仮想通貨のハードウェア・ウォレットを手掛けるLedger社は、香港に新しい拠点を設立すると発表した。アジア太平洋地域の拠点として、同地域の収益拡大につなげる狙いだ。

Ledger社は、ハードウェア・ウォレットの大手企業の1つで、フランス・パリと米サンフランシスコに本社を置く。今回の香港拠点設立に伴い、アジア太平洋地域の責任者としてベンジャミン・ソン氏を任命したことも発表。同氏は、米金融分析企業であるS&Pグローバルの元マネージングディレクターだった人物だ。

Ledgerのパスカル・ゴーティエ社長は、ソン氏がアジア太平洋地域での収益化を推進していくと語る。

「彼は、この地域における豊富な経験と専門知識を持っており、Ledger社の将来の成長につながるだろう。アジア太平洋地域は需要が高まっている、重要な市場だ。ベンジャミン氏は、消費者と金融機関の両者に対して最高のセキュリティを提供し、暗号資産を保護できることに貢献できるだろう」

今年1月、Ledgerは欧州のベンチャーキャピタルであるDraper Espritが主導するシリーズBの資金調達を通じて、7500万ドル(約84億円)を調達することに成功した。

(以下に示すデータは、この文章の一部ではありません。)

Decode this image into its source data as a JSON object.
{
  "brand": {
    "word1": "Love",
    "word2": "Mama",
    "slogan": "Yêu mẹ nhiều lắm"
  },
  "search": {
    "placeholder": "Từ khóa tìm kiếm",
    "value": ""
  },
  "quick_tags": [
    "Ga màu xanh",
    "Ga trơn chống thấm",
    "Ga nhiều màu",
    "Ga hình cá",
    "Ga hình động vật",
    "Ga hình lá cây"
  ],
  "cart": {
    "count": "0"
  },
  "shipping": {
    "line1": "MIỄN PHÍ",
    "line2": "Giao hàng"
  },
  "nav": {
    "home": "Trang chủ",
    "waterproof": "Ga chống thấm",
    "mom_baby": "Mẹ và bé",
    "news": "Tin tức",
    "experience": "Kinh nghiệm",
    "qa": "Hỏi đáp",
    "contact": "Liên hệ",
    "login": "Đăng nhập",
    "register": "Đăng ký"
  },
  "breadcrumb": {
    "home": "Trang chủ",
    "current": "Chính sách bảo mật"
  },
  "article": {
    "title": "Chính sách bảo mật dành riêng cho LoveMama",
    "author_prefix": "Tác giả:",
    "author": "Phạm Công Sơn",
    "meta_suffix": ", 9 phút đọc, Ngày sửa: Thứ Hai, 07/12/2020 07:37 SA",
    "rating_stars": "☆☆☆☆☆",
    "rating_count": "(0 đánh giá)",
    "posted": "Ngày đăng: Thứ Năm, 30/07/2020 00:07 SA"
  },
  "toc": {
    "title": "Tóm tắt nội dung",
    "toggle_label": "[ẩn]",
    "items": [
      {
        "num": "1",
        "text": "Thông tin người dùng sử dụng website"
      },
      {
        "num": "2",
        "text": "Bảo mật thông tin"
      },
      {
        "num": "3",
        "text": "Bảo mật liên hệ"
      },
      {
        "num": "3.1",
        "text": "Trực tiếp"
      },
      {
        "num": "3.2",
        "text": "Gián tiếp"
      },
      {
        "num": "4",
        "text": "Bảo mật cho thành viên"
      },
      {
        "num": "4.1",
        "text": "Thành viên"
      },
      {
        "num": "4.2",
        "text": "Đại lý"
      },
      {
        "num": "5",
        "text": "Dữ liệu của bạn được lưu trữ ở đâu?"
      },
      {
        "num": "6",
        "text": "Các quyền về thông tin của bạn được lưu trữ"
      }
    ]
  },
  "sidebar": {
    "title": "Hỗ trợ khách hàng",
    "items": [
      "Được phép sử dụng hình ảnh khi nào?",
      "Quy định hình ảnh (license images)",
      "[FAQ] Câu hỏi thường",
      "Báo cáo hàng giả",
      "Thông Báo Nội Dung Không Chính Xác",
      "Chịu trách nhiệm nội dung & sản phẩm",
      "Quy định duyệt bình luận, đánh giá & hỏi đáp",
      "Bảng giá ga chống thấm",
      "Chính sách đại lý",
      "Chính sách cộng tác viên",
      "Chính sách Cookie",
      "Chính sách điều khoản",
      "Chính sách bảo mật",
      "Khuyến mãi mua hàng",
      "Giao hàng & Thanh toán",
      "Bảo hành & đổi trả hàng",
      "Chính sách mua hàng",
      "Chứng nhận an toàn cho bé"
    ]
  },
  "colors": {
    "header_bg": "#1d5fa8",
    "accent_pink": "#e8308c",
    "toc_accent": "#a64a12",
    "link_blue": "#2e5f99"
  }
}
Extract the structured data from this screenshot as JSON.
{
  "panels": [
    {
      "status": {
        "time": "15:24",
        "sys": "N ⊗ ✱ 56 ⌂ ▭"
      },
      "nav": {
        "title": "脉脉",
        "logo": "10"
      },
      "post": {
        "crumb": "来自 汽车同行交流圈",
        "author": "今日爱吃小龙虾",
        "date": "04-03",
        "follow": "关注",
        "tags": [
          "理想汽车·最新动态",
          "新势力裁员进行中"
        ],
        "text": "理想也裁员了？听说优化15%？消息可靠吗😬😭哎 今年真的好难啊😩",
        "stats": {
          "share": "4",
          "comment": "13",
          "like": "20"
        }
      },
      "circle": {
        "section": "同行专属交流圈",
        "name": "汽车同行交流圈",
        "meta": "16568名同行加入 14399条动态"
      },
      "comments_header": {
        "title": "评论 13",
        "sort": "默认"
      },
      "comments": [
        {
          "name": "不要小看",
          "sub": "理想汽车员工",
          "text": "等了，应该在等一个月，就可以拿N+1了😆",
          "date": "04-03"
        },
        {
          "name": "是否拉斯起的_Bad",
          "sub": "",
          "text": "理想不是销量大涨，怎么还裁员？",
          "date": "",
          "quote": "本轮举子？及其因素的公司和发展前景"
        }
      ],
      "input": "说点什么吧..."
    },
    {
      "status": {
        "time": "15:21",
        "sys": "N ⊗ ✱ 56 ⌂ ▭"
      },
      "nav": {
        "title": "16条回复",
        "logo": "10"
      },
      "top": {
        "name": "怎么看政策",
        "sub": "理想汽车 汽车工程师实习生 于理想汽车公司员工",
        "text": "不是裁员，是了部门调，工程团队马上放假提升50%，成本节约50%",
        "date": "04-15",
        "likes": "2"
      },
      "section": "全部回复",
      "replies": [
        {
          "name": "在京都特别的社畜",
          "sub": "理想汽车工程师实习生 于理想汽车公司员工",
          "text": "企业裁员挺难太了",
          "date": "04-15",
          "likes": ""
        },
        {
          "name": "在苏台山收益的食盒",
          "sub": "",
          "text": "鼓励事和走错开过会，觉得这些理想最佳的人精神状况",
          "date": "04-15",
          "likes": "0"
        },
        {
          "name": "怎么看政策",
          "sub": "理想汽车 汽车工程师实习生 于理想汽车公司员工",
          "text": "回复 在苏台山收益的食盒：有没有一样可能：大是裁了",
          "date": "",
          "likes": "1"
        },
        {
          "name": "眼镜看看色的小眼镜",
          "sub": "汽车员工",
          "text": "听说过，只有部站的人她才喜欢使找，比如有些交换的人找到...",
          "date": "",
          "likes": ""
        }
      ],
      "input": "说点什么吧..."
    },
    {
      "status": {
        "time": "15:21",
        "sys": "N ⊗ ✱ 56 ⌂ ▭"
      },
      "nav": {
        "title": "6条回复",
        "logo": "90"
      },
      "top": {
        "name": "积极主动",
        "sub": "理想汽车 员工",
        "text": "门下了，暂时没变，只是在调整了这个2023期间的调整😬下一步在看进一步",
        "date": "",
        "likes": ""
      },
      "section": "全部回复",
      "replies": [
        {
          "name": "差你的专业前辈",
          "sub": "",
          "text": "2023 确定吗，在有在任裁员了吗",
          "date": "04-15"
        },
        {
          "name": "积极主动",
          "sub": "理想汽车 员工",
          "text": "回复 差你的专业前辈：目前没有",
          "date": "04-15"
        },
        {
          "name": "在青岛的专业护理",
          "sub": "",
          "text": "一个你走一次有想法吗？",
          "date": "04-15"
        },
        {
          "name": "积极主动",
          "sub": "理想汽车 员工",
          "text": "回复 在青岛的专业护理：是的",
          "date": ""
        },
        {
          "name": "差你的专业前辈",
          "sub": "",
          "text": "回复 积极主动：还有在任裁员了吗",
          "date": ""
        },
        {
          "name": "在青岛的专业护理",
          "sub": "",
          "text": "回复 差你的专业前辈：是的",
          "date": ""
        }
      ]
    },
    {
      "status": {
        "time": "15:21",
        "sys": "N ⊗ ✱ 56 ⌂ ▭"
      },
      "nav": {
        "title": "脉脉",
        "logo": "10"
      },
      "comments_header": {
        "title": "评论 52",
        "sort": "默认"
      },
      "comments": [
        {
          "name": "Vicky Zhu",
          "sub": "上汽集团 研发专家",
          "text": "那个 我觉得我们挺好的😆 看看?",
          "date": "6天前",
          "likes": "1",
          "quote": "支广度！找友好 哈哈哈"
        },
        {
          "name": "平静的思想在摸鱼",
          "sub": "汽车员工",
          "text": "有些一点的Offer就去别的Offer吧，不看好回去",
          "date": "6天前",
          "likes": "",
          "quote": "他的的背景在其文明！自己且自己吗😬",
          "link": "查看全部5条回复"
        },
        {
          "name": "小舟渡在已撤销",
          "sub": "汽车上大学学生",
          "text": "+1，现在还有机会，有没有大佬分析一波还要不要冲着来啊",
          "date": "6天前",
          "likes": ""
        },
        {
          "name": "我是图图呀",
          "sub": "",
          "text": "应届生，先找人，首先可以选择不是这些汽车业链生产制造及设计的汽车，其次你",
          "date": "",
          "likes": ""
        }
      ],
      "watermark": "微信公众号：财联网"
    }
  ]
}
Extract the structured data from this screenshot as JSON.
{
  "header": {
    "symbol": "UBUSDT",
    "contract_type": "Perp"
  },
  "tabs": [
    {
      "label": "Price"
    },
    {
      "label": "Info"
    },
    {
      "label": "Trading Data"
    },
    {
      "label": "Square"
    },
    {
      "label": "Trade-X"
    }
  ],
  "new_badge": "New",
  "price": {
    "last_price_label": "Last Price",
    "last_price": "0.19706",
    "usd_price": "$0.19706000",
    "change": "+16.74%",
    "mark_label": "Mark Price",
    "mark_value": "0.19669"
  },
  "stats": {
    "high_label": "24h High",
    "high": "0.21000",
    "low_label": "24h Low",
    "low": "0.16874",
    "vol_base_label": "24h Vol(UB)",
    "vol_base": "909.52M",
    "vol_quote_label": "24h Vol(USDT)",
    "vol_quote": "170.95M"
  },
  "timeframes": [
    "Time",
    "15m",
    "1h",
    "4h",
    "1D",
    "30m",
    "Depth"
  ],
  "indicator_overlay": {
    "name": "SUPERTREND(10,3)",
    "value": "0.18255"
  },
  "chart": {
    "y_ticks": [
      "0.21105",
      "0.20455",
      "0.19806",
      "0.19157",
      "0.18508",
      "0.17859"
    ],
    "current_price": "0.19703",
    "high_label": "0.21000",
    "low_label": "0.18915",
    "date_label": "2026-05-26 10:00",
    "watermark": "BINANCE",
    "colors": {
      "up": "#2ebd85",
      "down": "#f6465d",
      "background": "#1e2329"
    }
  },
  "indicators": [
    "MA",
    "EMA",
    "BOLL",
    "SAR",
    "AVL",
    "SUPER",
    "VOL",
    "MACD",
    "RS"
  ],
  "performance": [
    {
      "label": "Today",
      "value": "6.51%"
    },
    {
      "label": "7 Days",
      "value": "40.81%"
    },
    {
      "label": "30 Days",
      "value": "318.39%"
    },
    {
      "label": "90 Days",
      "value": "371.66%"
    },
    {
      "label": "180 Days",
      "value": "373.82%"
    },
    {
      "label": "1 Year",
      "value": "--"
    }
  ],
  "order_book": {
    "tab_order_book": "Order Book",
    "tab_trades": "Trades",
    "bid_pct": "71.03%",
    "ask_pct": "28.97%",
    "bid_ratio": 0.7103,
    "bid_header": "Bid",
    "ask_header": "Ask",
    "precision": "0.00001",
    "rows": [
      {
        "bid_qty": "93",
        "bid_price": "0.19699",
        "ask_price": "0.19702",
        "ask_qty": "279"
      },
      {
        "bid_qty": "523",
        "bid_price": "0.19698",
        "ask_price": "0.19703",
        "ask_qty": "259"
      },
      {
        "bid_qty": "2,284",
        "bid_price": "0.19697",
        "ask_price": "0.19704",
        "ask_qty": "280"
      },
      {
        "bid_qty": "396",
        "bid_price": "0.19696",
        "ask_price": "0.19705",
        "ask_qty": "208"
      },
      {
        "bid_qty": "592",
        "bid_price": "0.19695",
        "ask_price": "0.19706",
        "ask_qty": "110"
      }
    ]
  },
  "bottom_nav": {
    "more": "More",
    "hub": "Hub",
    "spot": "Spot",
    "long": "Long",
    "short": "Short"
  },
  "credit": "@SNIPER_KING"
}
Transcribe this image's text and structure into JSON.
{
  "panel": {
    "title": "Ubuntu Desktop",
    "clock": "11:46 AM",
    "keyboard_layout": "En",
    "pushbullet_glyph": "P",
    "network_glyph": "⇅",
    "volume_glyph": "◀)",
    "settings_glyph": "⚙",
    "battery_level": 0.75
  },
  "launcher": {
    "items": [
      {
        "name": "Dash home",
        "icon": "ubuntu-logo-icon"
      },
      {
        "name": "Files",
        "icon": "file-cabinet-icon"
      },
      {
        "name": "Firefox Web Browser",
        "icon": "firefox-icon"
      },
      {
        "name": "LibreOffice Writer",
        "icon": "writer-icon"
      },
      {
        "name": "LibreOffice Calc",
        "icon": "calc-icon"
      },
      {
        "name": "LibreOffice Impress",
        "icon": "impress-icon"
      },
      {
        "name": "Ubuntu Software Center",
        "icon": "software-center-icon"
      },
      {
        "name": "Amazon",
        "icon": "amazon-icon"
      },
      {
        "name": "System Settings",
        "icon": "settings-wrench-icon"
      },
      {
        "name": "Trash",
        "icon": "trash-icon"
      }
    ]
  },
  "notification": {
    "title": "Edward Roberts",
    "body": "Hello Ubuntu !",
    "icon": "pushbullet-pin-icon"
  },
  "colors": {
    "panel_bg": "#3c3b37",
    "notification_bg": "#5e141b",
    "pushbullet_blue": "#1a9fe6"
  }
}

これは当時、イニシャル・コイン・オファリング(ICO)以外による資金調達では、仮想通貨スタートアップの中で最大の資金調達だと言われた。

今年7月に報じたように、Ledger社は2017年に約100万個のウォレットを販売し、2500万ユーロ(32億円)の利益をあげた。サムソンやグーグルのベンチャー投資子会社といったテック分野の大手企業からの関心を集めているという。

また日本との関係では、Ledger社は野村ホールディングスなどと「コマイヌ」と呼ぶコンソーシアムを5月に設立。仮想通貨のカストディ(保管・管理)について研究を進めていくとしている。